Big Data Suitability - Evaluating the Stream Processor

Beyer and Laney1 coined the definition of Big Data as High Volume, High Velocity, and High Variety. Volume means large amounts of data; velocity addresses how much information is handled in real time; variety addresses data diversity. The implemented Luzzu framework currently scales for both Volume and Variety. With regard to Volume, the processor runtime grows linearly with the amount of triples. We also cater for Variety since in Luzzu the results are not affected by data diversity. In particular, since we support the analysis of all kinds of data being represented as RDF any data schema and even various data models are supported as long as they can be mapped or encoded in RDF (e.g. relational data with R2RML mappings). Velocity completes the Big Data definition. Currently we employed Luzzu for quality assessment at well-defined checkpoints rather than in real time. However, due to its streaming nature, Luzzu can easily assess the performance of data streams as well thus catering for velocity.

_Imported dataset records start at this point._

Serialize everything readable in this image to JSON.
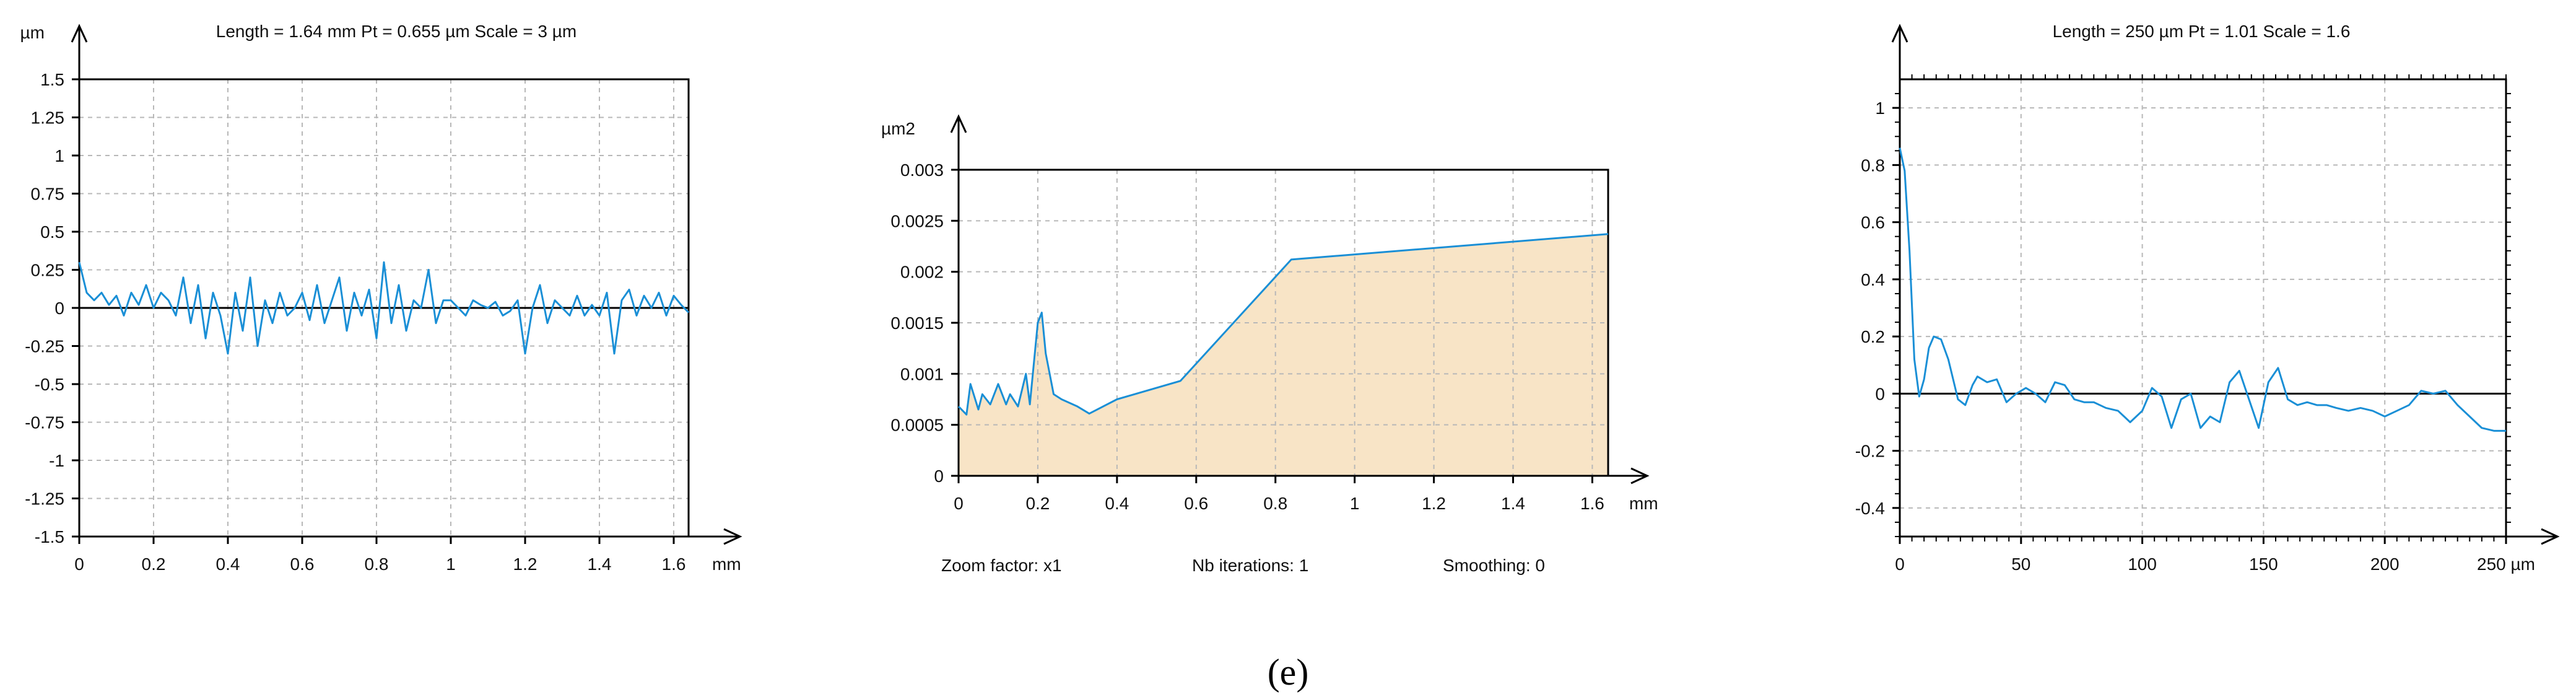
{
  "caption": "(e)",
  "colors": {
    "trace": "#1a8fd6",
    "fill": "#f8e4c6",
    "grid": "#b8b8b8",
    "axis": "#000000"
  },
  "chart_data": [
    {
      "type": "line",
      "header": "Length = 1.64 mm  Pt = 0.655 µm  Scale = 3 µm",
      "ylabel": "µm",
      "xlabel": "mm",
      "xlim": [
        0,
        1.64
      ],
      "ylim": [
        -1.5,
        1.5
      ],
      "xticks": [
        "0",
        "0.2",
        "0.4",
        "0.6",
        "0.8",
        "1",
        "1.2",
        "1.4",
        "1.6"
      ],
      "yticks": [
        "1.5",
        "1.25",
        "1",
        "0.75",
        "0.5",
        "0.25",
        "0",
        "-0.25",
        "-0.5",
        "-0.75",
        "-1",
        "-1.25",
        "-1.5"
      ],
      "grid": true,
      "series": [
        {
          "x": [
            0,
            0.02,
            0.04,
            0.06,
            0.08,
            0.1,
            0.12,
            0.14,
            0.16,
            0.18,
            0.2,
            0.22,
            0.24,
            0.26,
            0.28,
            0.3,
            0.32,
            0.34,
            0.36,
            0.38,
            0.4,
            0.42,
            0.44,
            0.46,
            0.48,
            0.5,
            0.52,
            0.54,
            0.56,
            0.58,
            0.6,
            0.62,
            0.64,
            0.66,
            0.68,
            0.7,
            0.72,
            0.74,
            0.76,
            0.78,
            0.8,
            0.82,
            0.84,
            0.86,
            0.88,
            0.9,
            0.92,
            0.94,
            0.96,
            0.98,
            1.0,
            1.02,
            1.04,
            1.06,
            1.08,
            1.1,
            1.12,
            1.14,
            1.16,
            1.18,
            1.2,
            1.22,
            1.24,
            1.26,
            1.28,
            1.3,
            1.32,
            1.34,
            1.36,
            1.38,
            1.4,
            1.42,
            1.44,
            1.46,
            1.48,
            1.5,
            1.52,
            1.54,
            1.56,
            1.58,
            1.6,
            1.62,
            1.64
          ],
          "y": [
            0.3,
            0.1,
            0.05,
            0.1,
            0.02,
            0.08,
            -0.05,
            0.1,
            0.02,
            0.15,
            0.0,
            0.1,
            0.05,
            -0.05,
            0.2,
            -0.1,
            0.15,
            -0.2,
            0.1,
            -0.05,
            -0.3,
            0.1,
            -0.15,
            0.2,
            -0.25,
            0.05,
            -0.1,
            0.1,
            -0.05,
            0.0,
            0.1,
            -0.08,
            0.15,
            -0.1,
            0.05,
            0.2,
            -0.15,
            0.1,
            -0.05,
            0.12,
            -0.2,
            0.3,
            -0.1,
            0.15,
            -0.15,
            0.05,
            0.0,
            0.25,
            -0.1,
            0.05,
            0.05,
            0.0,
            -0.05,
            0.05,
            0.02,
            0.0,
            0.04,
            -0.05,
            -0.02,
            0.05,
            -0.3,
            0.0,
            0.15,
            -0.1,
            0.05,
            0.0,
            -0.05,
            0.08,
            -0.05,
            0.02,
            -0.05,
            0.1,
            -0.3,
            0.05,
            0.12,
            -0.05,
            0.08,
            0.0,
            0.1,
            -0.05,
            0.08,
            0.02,
            -0.03
          ]
        }
      ]
    },
    {
      "type": "area",
      "ylabel": "µm2",
      "xlabel": "mm",
      "xlim": [
        0,
        1.64
      ],
      "ylim": [
        0,
        0.003
      ],
      "xticks": [
        "0",
        "0.2",
        "0.4",
        "0.6",
        "0.8",
        "1",
        "1.2",
        "1.4",
        "1.6"
      ],
      "yticks": [
        "0.003",
        "0.0025",
        "0.002",
        "0.0015",
        "0.001",
        "0.0005",
        "0"
      ],
      "grid": true,
      "footer": [
        "Zoom factor: x1",
        "Nb iterations: 1",
        "Smoothing: 0"
      ],
      "series": [
        {
          "x": [
            0,
            0.02,
            0.03,
            0.05,
            0.06,
            0.08,
            0.1,
            0.12,
            0.13,
            0.15,
            0.17,
            0.18,
            0.19,
            0.2,
            0.21,
            0.22,
            0.24,
            0.26,
            0.3,
            0.33,
            0.4,
            0.56,
            0.84,
            1.64
          ],
          "y": [
            0.00068,
            0.0006,
            0.0009,
            0.00065,
            0.0008,
            0.0007,
            0.0009,
            0.0007,
            0.0008,
            0.00068,
            0.001,
            0.0007,
            0.0011,
            0.0015,
            0.0016,
            0.0012,
            0.0008,
            0.00075,
            0.00068,
            0.00061,
            0.00075,
            0.00093,
            0.00212,
            0.00237
          ]
        }
      ]
    },
    {
      "type": "line",
      "header": "Length = 250 µm  Pt = 1.01   Scale = 1.6",
      "xlabel": "µm",
      "xlim": [
        0,
        250
      ],
      "ylim": [
        -0.5,
        1.1
      ],
      "xticks": [
        "0",
        "50",
        "100",
        "150",
        "200",
        "250 µm"
      ],
      "yticks": [
        "1",
        "0.8",
        "0.6",
        "0.4",
        "0.2",
        "0",
        "-0.2",
        "-0.4"
      ],
      "grid": true,
      "series": [
        {
          "x": [
            0,
            2,
            4,
            6,
            8,
            10,
            12,
            14,
            17,
            20,
            24,
            27,
            30,
            32,
            36,
            40,
            44,
            48,
            52,
            56,
            60,
            64,
            68,
            72,
            76,
            80,
            85,
            90,
            95,
            100,
            104,
            108,
            112,
            116,
            120,
            124,
            128,
            132,
            136,
            140,
            144,
            148,
            152,
            156,
            160,
            164,
            168,
            172,
            176,
            180,
            185,
            190,
            195,
            200,
            205,
            210,
            215,
            220,
            225,
            230,
            235,
            240,
            245,
            250
          ],
          "y": [
            0.86,
            0.78,
            0.5,
            0.12,
            -0.01,
            0.05,
            0.16,
            0.2,
            0.19,
            0.12,
            -0.02,
            -0.04,
            0.03,
            0.06,
            0.04,
            0.05,
            -0.03,
            0.0,
            0.02,
            0.0,
            -0.03,
            0.04,
            0.03,
            -0.02,
            -0.03,
            -0.03,
            -0.05,
            -0.06,
            -0.1,
            -0.06,
            0.02,
            -0.01,
            -0.12,
            -0.02,
            0.0,
            -0.12,
            -0.08,
            -0.1,
            0.04,
            0.08,
            -0.02,
            -0.12,
            0.04,
            0.09,
            -0.02,
            -0.04,
            -0.03,
            -0.04,
            -0.04,
            -0.05,
            -0.06,
            -0.05,
            -0.06,
            -0.08,
            -0.06,
            -0.04,
            0.01,
            0.0,
            0.01,
            -0.04,
            -0.08,
            -0.12,
            -0.13,
            -0.13
          ]
        }
      ]
    }
  ]
}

We regularly evaluate our stream processors (Jena Stream Processor and Spark Stream Processor) and framework with regard to the scalability and big data. The following test parameters were used:

  • Setup: Google Cloud Platform (with 3 Clusters for the Spark Stream Processor)
  • BSBM Generator for datasets with different scale factors (24, 56, 128, 199, 256, 666, 1369, 2089, 2785, 28453, 70812, 284826)
  • Metrics (Available here) - Starting from no initialised metrics up till Extensional Conciseness:
    1. Dereferenceability of Forward Links (≈ 5.221s)
    2. Detection of a Human Readable License (≈ 5.334s)
    3. Detection of a Machine Readable License (≈ 5.228s)
    4. Dereferenceability of Backward Links (≈ 14.364s)
    5. Linkage Degree of Linked External Data Providers (≈ 25.415s)
    6. Detection of a Human Readable Labels (≈ 6.283s)
    7. Short URIs (≈ 5.069s)
    8. Identification of Literals with Malformed Datatypes(≈ 5.346s)
    9. Extensional Conciseness (≈ 5.376s)

Jena Stream Processor VS Spark Stream Processor
Time vs Dataset Triples with different Metric Initialisations

1 Beyer, M. A., Laney, D. The Importance of ‘Big Data’: A Definition. 21st June 2012. http://www.gartner.com/resId=2057415.